I tried to tell Mother I was frightened, but she just ignored me and took another swig from her Bottle.
I can't remember the last time I saw mother without her Bottle. She carries it around like it was her newborn child.
No, I think she carried me round less than the Bottle when I was that small.
I told her I was afraid again. She just looked at me with her hound dog eyes and told me to go ask Father. And I'm invisible again.
She loves her Bottle more than she will ever love me.
I wish I could ask someone else, but I can't.
All the rest of my family look straight through me.
I used to have Uncle Raven, but then he married that Muggle Emily. And Father said that I was not allowed to see him anymore. And Uncle's name was burned from out family tree, and all our bonds with him were broken like spiders webs.
I wish I had a friend to talk to; maybe they would be as frightened as me. But I don't know because I have no-one to talk to.
Because Father is so important the people who come round treat me like an un-touchable. If I am their enemy then Father will be their enemy, so they have to respect me.
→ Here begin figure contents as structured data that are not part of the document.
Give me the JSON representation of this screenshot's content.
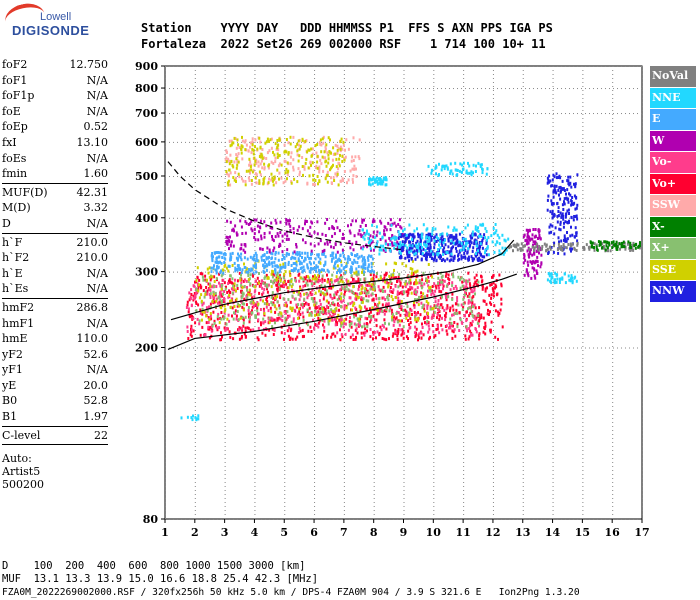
{
  "logo": {
    "top": "Lowell",
    "main": "DIGISONDE"
  },
  "header": {
    "line1": "Station    YYYY DAY   DDD HHMMSS P1  FFS S AXN PPS IGA PS",
    "line2": "Fortaleza  2022 Set26 269 002000 RSF    1 714 100 10+ 11"
  },
  "params_groups": [
    [
      {
        "k": "foF2",
        "v": "12.750"
      },
      {
        "k": "foF1",
        "v": "N/A"
      },
      {
        "k": "foF1p",
        "v": "N/A"
      },
      {
        "k": "foE",
        "v": "N/A"
      },
      {
        "k": "foEp",
        "v": "0.52"
      },
      {
        "k": "fxI",
        "v": "13.10"
      },
      {
        "k": "foEs",
        "v": "N/A"
      },
      {
        "k": "fmin",
        "v": "1.60"
      }
    ],
    [
      {
        "k": "MUF(D)",
        "v": "42.31"
      },
      {
        "k": "M(D)",
        "v": "3.32"
      },
      {
        "k": "D",
        "v": "N/A"
      }
    ],
    [
      {
        "k": "h`F",
        "v": "210.0"
      },
      {
        "k": "h`F2",
        "v": "210.0"
      },
      {
        "k": "h`E",
        "v": "N/A"
      },
      {
        "k": "h`Es",
        "v": "N/A"
      }
    ],
    [
      {
        "k": "hmF2",
        "v": "286.8"
      },
      {
        "k": "hmF1",
        "v": "N/A"
      },
      {
        "k": "hmE",
        "v": "110.0"
      },
      {
        "k": "yF2",
        "v": "52.6"
      },
      {
        "k": "yF1",
        "v": "N/A"
      },
      {
        "k": "yE",
        "v": "20.0"
      },
      {
        "k": "B0",
        "v": "52.8"
      },
      {
        "k": "B1",
        "v": "1.97"
      }
    ],
    [
      {
        "k": "C-level",
        "v": "22"
      }
    ]
  ],
  "auto": {
    "line1": "Auto:",
    "line2": "Artist5",
    "line3": "500200"
  },
  "legend": [
    {
      "label": "NoVal",
      "color": "#808080"
    },
    {
      "label": "NNE",
      "color": "#22d8ff"
    },
    {
      "label": "E",
      "color": "#44aaff"
    },
    {
      "label": "W",
      "color": "#b000b0"
    },
    {
      "label": "Vo-",
      "color": "#ff3c8c"
    },
    {
      "label": "Vo+",
      "color": "#ff0030"
    },
    {
      "label": "SSW",
      "color": "#ffaaaa"
    },
    {
      "label": "X-",
      "color": "#008000"
    },
    {
      "label": "X+",
      "color": "#88c070"
    },
    {
      "label": "SSE",
      "color": "#d0d000"
    },
    {
      "label": "NNW",
      "color": "#2020e0"
    }
  ],
  "footer": {
    "line1": "D    100  200  400  600  800 1000 1500 3000 [km]",
    "line2": "MUF  13.1 13.3 13.9 15.0 16.6 18.8 25.4 42.3 [MHz]",
    "line3": "FZA0M_2022269002000.RSF / 320fx256h 50 kHz 5.0 km / DPS-4 FZA0M 904 / 3.9 S 321.6 E   Ion2Png 1.3.20"
  },
  "chart_data": {
    "type": "scatter",
    "xlim": [
      1,
      17
    ],
    "ylim": [
      80,
      900
    ],
    "x_ticks": [
      1,
      2,
      3,
      4,
      5,
      6,
      7,
      8,
      9,
      10,
      11,
      12,
      13,
      14,
      15,
      16,
      17
    ],
    "y_ticks": [
      80,
      200,
      300,
      400,
      500,
      600,
      700,
      800,
      900
    ],
    "grid": true,
    "clusters": [
      {
        "name": "Vo+",
        "color": "#ff0030",
        "x": [
          1.7,
          12.3
        ],
        "y": [
          210,
          300
        ],
        "n": 900
      },
      {
        "name": "Vo-",
        "color": "#ff3c8c",
        "x": [
          1.7,
          11.5
        ],
        "y": [
          215,
          290
        ],
        "n": 500
      },
      {
        "name": "X+",
        "color": "#88c070",
        "x": [
          2.0,
          11.5
        ],
        "y": [
          225,
          300
        ],
        "n": 350
      },
      {
        "name": "SSE",
        "color": "#d0d000",
        "x": [
          2.0,
          10.0
        ],
        "y": [
          230,
          320
        ],
        "n": 250
      },
      {
        "name": "SSW",
        "color": "#ffaaaa",
        "x": [
          3.0,
          7.5
        ],
        "y": [
          480,
          620
        ],
        "n": 220
      },
      {
        "name": "SSE",
        "color": "#d0d000",
        "x": [
          3.0,
          7.0
        ],
        "y": [
          480,
          620
        ],
        "n": 200
      },
      {
        "name": "E",
        "color": "#44aaff",
        "x": [
          2.5,
          8.0
        ],
        "y": [
          300,
          335
        ],
        "n": 350
      },
      {
        "name": "W",
        "color": "#b000b0",
        "x": [
          3.0,
          9.0
        ],
        "y": [
          335,
          400
        ],
        "n": 250
      },
      {
        "name": "NNW",
        "color": "#2020e0",
        "x": [
          8.8,
          11.8
        ],
        "y": [
          320,
          370
        ],
        "n": 350
      },
      {
        "name": "NNE",
        "color": "#22d8ff",
        "x": [
          7.5,
          12.5
        ],
        "y": [
          330,
          390
        ],
        "n": 200
      },
      {
        "name": "NNW",
        "color": "#2020e0",
        "x": [
          13.8,
          14.8
        ],
        "y": [
          330,
          510
        ],
        "n": 180
      },
      {
        "name": "W",
        "color": "#b000b0",
        "x": [
          13.0,
          13.6
        ],
        "y": [
          290,
          380
        ],
        "n": 100
      },
      {
        "name": "NoVal",
        "color": "#808080",
        "x": [
          12.5,
          17.0
        ],
        "y": [
          338,
          352
        ],
        "n": 120
      },
      {
        "name": "X-",
        "color": "#008000",
        "x": [
          15.2,
          17.0
        ],
        "y": [
          338,
          355
        ],
        "n": 60
      },
      {
        "name": "NNE",
        "color": "#22d8ff",
        "x": [
          9.8,
          11.8
        ],
        "y": [
          505,
          540
        ],
        "n": 60
      },
      {
        "name": "NNE",
        "color": "#22d8ff",
        "x": [
          7.8,
          8.4
        ],
        "y": [
          480,
          500
        ],
        "n": 40
      },
      {
        "name": "NNE",
        "color": "#22d8ff",
        "x": [
          1.4,
          2.1
        ],
        "y": [
          137,
          140
        ],
        "n": 10
      },
      {
        "name": "NNE",
        "color": "#22d8ff",
        "x": [
          13.8,
          14.8
        ],
        "y": [
          285,
          300
        ],
        "n": 40
      }
    ],
    "curves": [
      {
        "style": "dashed",
        "color": "#000000",
        "points": [
          [
            1.1,
            540
          ],
          [
            1.5,
            500
          ],
          [
            2.0,
            465
          ],
          [
            3.0,
            420
          ],
          [
            4.0,
            393
          ],
          [
            5.0,
            373
          ],
          [
            6.0,
            360
          ],
          [
            7.0,
            350
          ],
          [
            8.0,
            343
          ],
          [
            9.0,
            337
          ]
        ]
      },
      {
        "style": "solid",
        "color": "#000000",
        "points": [
          [
            1.1,
            198
          ],
          [
            2.0,
            210
          ],
          [
            4.0,
            218
          ],
          [
            6.0,
            230
          ],
          [
            8.0,
            245
          ],
          [
            10.0,
            262
          ],
          [
            11.5,
            278
          ],
          [
            12.3,
            288
          ],
          [
            12.8,
            296
          ]
        ]
      },
      {
        "style": "solid",
        "color": "#000000",
        "points": [
          [
            1.2,
            232
          ],
          [
            3.0,
            252
          ],
          [
            5.0,
            268
          ],
          [
            7.0,
            280
          ],
          [
            9.0,
            290
          ],
          [
            10.5,
            300
          ],
          [
            11.5,
            312
          ],
          [
            12.3,
            330
          ],
          [
            12.7,
            355
          ]
        ]
      }
    ]
  }
}
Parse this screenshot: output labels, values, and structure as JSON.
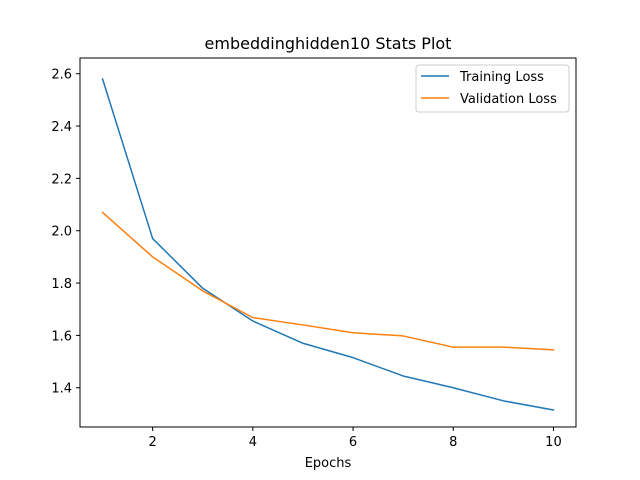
{
  "chart_data": {
    "type": "line",
    "title": "embeddinghidden10 Stats Plot",
    "xlabel": "Epochs",
    "ylabel": "",
    "x": [
      1,
      2,
      3,
      4,
      5,
      6,
      7,
      8,
      9,
      10
    ],
    "xlim": [
      0.55,
      10.45
    ],
    "ylim": [
      1.25,
      2.66
    ],
    "xticks": [
      2,
      4,
      6,
      8,
      10
    ],
    "yticks": [
      1.4,
      1.6,
      1.8,
      2.0,
      2.2,
      2.4,
      2.6
    ],
    "grid": false,
    "legend_position": "top-right",
    "series": [
      {
        "name": "Training Loss",
        "color": "#1f77b4",
        "values": [
          2.58,
          1.97,
          1.78,
          1.655,
          1.57,
          1.515,
          1.445,
          1.4,
          1.35,
          1.315
        ]
      },
      {
        "name": "Validation Loss",
        "color": "#ff7f0e",
        "values": [
          2.07,
          1.9,
          1.77,
          1.668,
          1.64,
          1.61,
          1.598,
          1.555,
          1.555,
          1.545
        ]
      }
    ]
  }
}
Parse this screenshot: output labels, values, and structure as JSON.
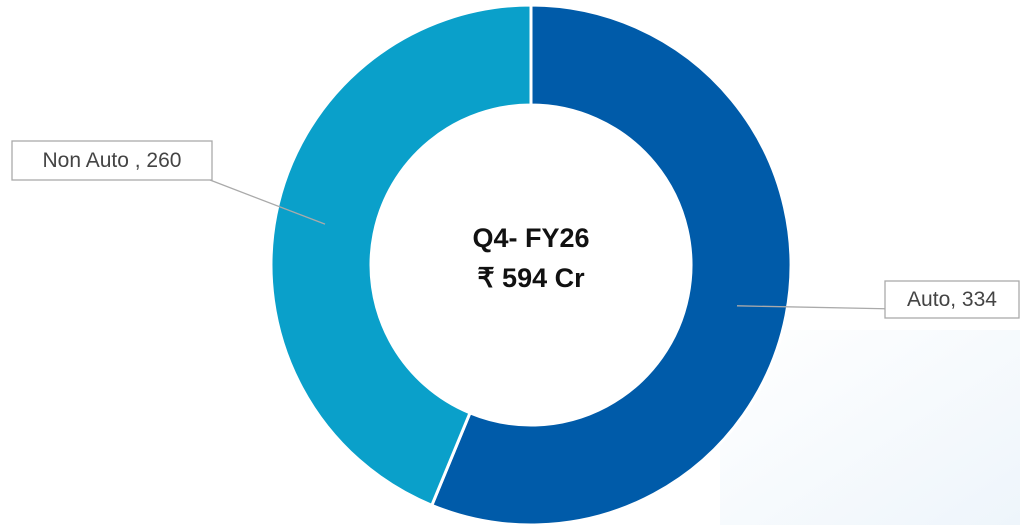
{
  "chart_data": {
    "type": "donut",
    "center_text": [
      "Q4- FY26",
      "₹ 594 Cr"
    ],
    "values": [
      334,
      260
    ],
    "value_labels": [
      "Auto, 334",
      "Non Auto , 260"
    ],
    "colors": [
      "#005ba9",
      "#0aa0ca"
    ]
  }
}
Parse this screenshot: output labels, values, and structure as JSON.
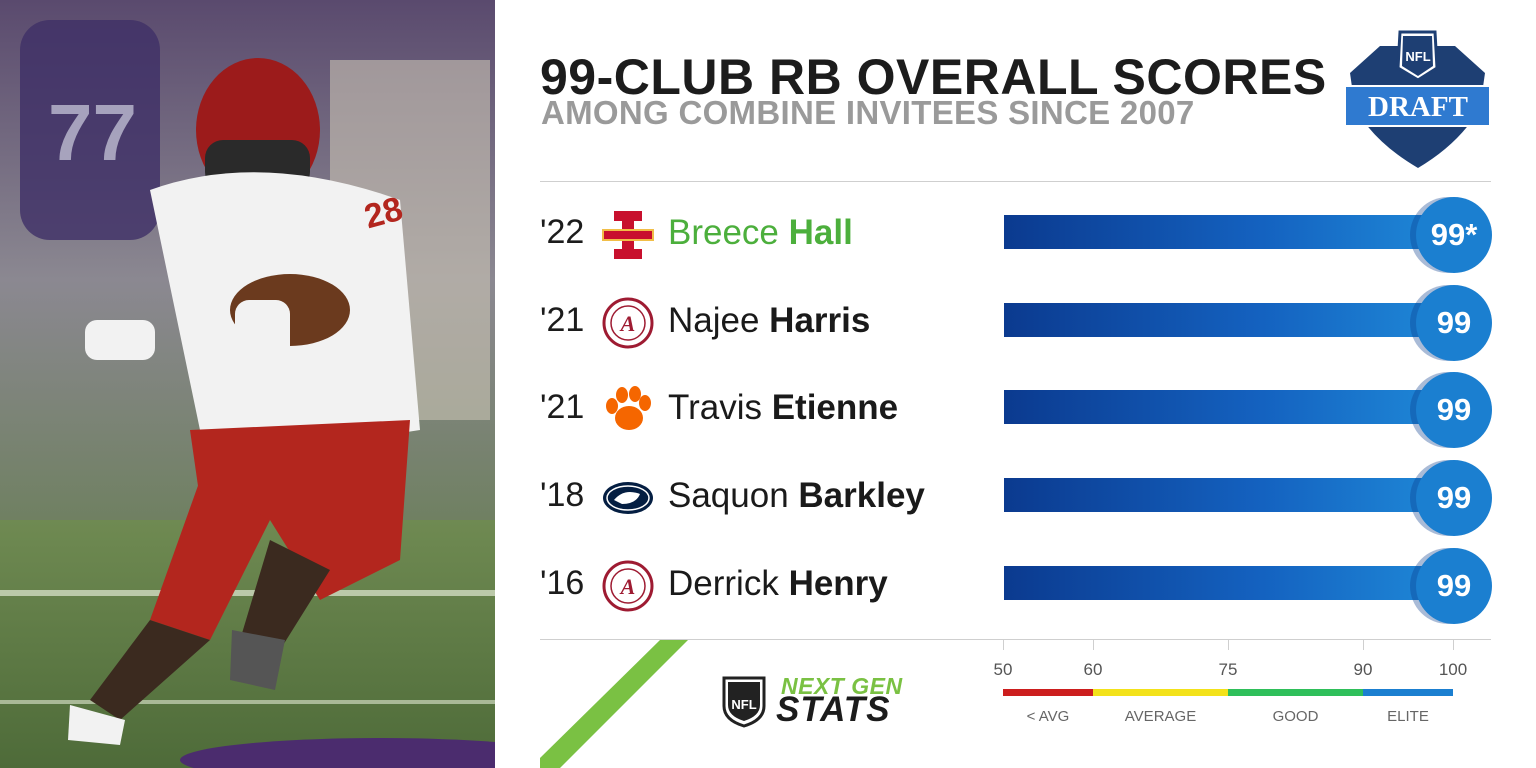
{
  "header": {
    "title": "99-CLUB RB OVERALL SCORES",
    "subtitle": "AMONG COMBINE INVITEES SINCE 2007",
    "draft_logo": {
      "top_text": "NFL",
      "main_text": "DRAFT"
    }
  },
  "photo": {
    "jersey_number": "28",
    "background_number": "77"
  },
  "colors": {
    "bar": "#1462c0",
    "badge": "#1b7fd0",
    "highlight_name": "#4caf3c",
    "scale_below_avg": "#cc1e1e",
    "scale_average": "#f3e21a",
    "scale_good": "#2fbf5a",
    "scale_elite": "#1b7fd0"
  },
  "chart_data": {
    "type": "bar",
    "orientation": "horizontal",
    "xlim": [
      50,
      100
    ],
    "categories": [
      "'22 Breece Hall",
      "'21 Najee Harris",
      "'21 Travis Etienne",
      "'18 Saquon Barkley",
      "'16 Derrick Henry"
    ],
    "values": [
      99,
      99,
      99,
      99,
      99
    ],
    "rows": [
      {
        "year": "'22",
        "first": "Breece",
        "last": "Hall",
        "school_icon": "iowa-state-logo-icon",
        "value": 99,
        "label": "99*",
        "highlight": true
      },
      {
        "year": "'21",
        "first": "Najee",
        "last": "Harris",
        "school_icon": "alabama-logo-icon",
        "value": 99,
        "label": "99",
        "highlight": false
      },
      {
        "year": "'21",
        "first": "Travis",
        "last": "Etienne",
        "school_icon": "clemson-paw-icon",
        "value": 99,
        "label": "99",
        "highlight": false
      },
      {
        "year": "'18",
        "first": "Saquon",
        "last": "Barkley",
        "school_icon": "penn-state-logo-icon",
        "value": 99,
        "label": "99",
        "highlight": false
      },
      {
        "year": "'16",
        "first": "Derrick",
        "last": "Henry",
        "school_icon": "alabama-logo-icon",
        "value": 99,
        "label": "99",
        "highlight": false
      }
    ],
    "scale": {
      "ticks": [
        50,
        60,
        75,
        90,
        100
      ],
      "tick_labels": [
        "50",
        "60",
        "75",
        "90",
        "100"
      ],
      "segments": [
        {
          "label": "< AVG",
          "from": 50,
          "to": 60,
          "color": "#cc1e1e"
        },
        {
          "label": "AVERAGE",
          "from": 60,
          "to": 75,
          "color": "#f3e21a"
        },
        {
          "label": "GOOD",
          "from": 75,
          "to": 90,
          "color": "#2fbf5a"
        },
        {
          "label": "ELITE",
          "from": 90,
          "to": 100,
          "color": "#1b7fd0"
        }
      ]
    }
  },
  "footer": {
    "brand_top": "NEXT GEN",
    "brand_bottom": "STATS",
    "shield_text": "NFL"
  }
}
They teach their children to do the same.
I am not human to them, just another root to Father.
And as soon as the root has been planted I am invisible again.
Uncle Raven used to ask me why I was scared.
I'm afraid now Uncle. I'm afraid I won't fit in, I'm afraid of rejection. I'm afraid of being invisible.
I'll never forgive Emily; I'll never forgive those Muggles for stealing my only friend from me. They're scum, they're disgusting, they're filthy and sordid. I hate them.
I miss you Uncle.
What about Harry Potter?
He'll be just as respect and feared as me. He'll be just an invisible as me.
Maybe invisible people can see each other.
Maybe he'll be my friend.
Maybe he can save me from this gnawing emptiness.
Maybe he can save me from this loneliness I feel.